The Trump administration’s decision to delay the International Entrepreneur Rule has a local startup scrambling.
The company, NASTEA & Co., is a beverage company making a “dirty chai” – a chai tea mixed with an espresso shot.
Minnie Yuan, one of the company’s four female co-founders, was going to apply for the new rule that was supposed to start next Monday.
The rule would allow immigrant entrepreneurs to either stay in the country or come to the United States while they are working at a startup they founded.
The Department of Homeland Security is re-evaluating the rule, which President Barack Obama signed as an executive order late in his second term.
“My heart was shattered,” said Yuan. “The hope that I had for staying here, for continuing this company, for continuing to grow this company with my girls that we built together. It was really hard.”

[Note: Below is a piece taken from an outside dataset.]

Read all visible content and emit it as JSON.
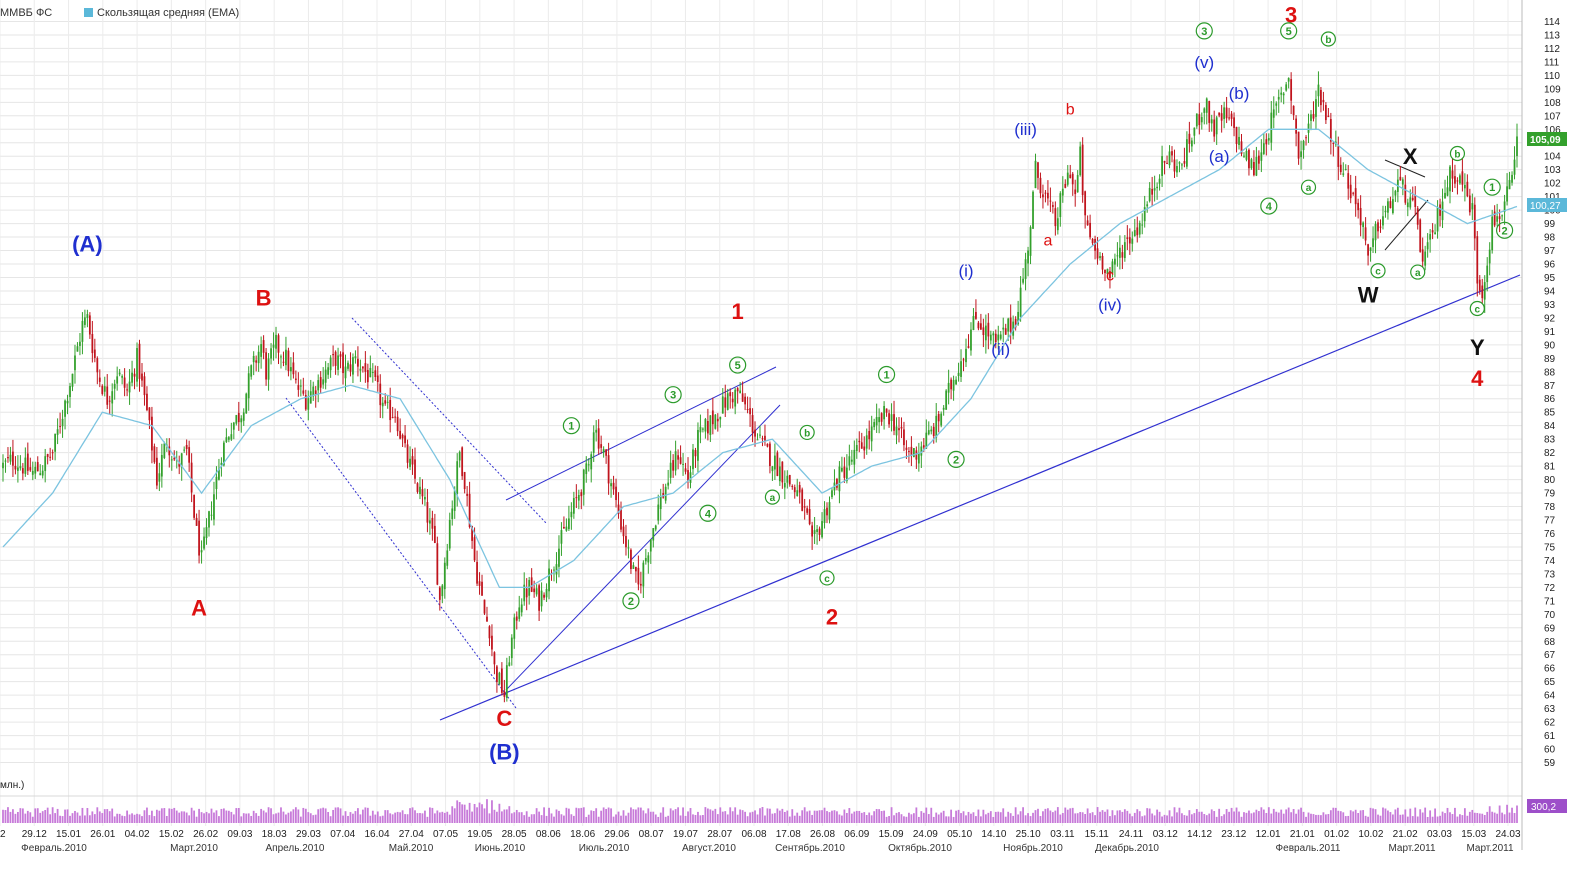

DHS is taking the extra time because of President Donald Trump’s January executive order on immigration. DHS is taking public comment on possibly rescinding the rule, which Seattle immigration lawyer Tahmina Watson expects.
“America will lose its global leadership on innovation,” said Watson, who’s written a book on the subject and is acting as NASTEA & Co.'s counsel.
Yuan and the company's other co-founders – Kathy Tuan, Karin Soyama, and Amie Hsieh – are contemplating their options as a company. The founders, who met at the University of Washington’s Buerk Center for Entrepreneurship in the Foster School of Business, haven’t ruled out moving the company to Canada. Yuan’s current visa expires next June.
DHS added the estimated 3,000 yearly participants would strain resources, which Watson said would be covered as part of the program.
To qualify for the IER, applicants would have needed to show economic impact and job creation, while raising $250,000 from investors to get a 30-month stay.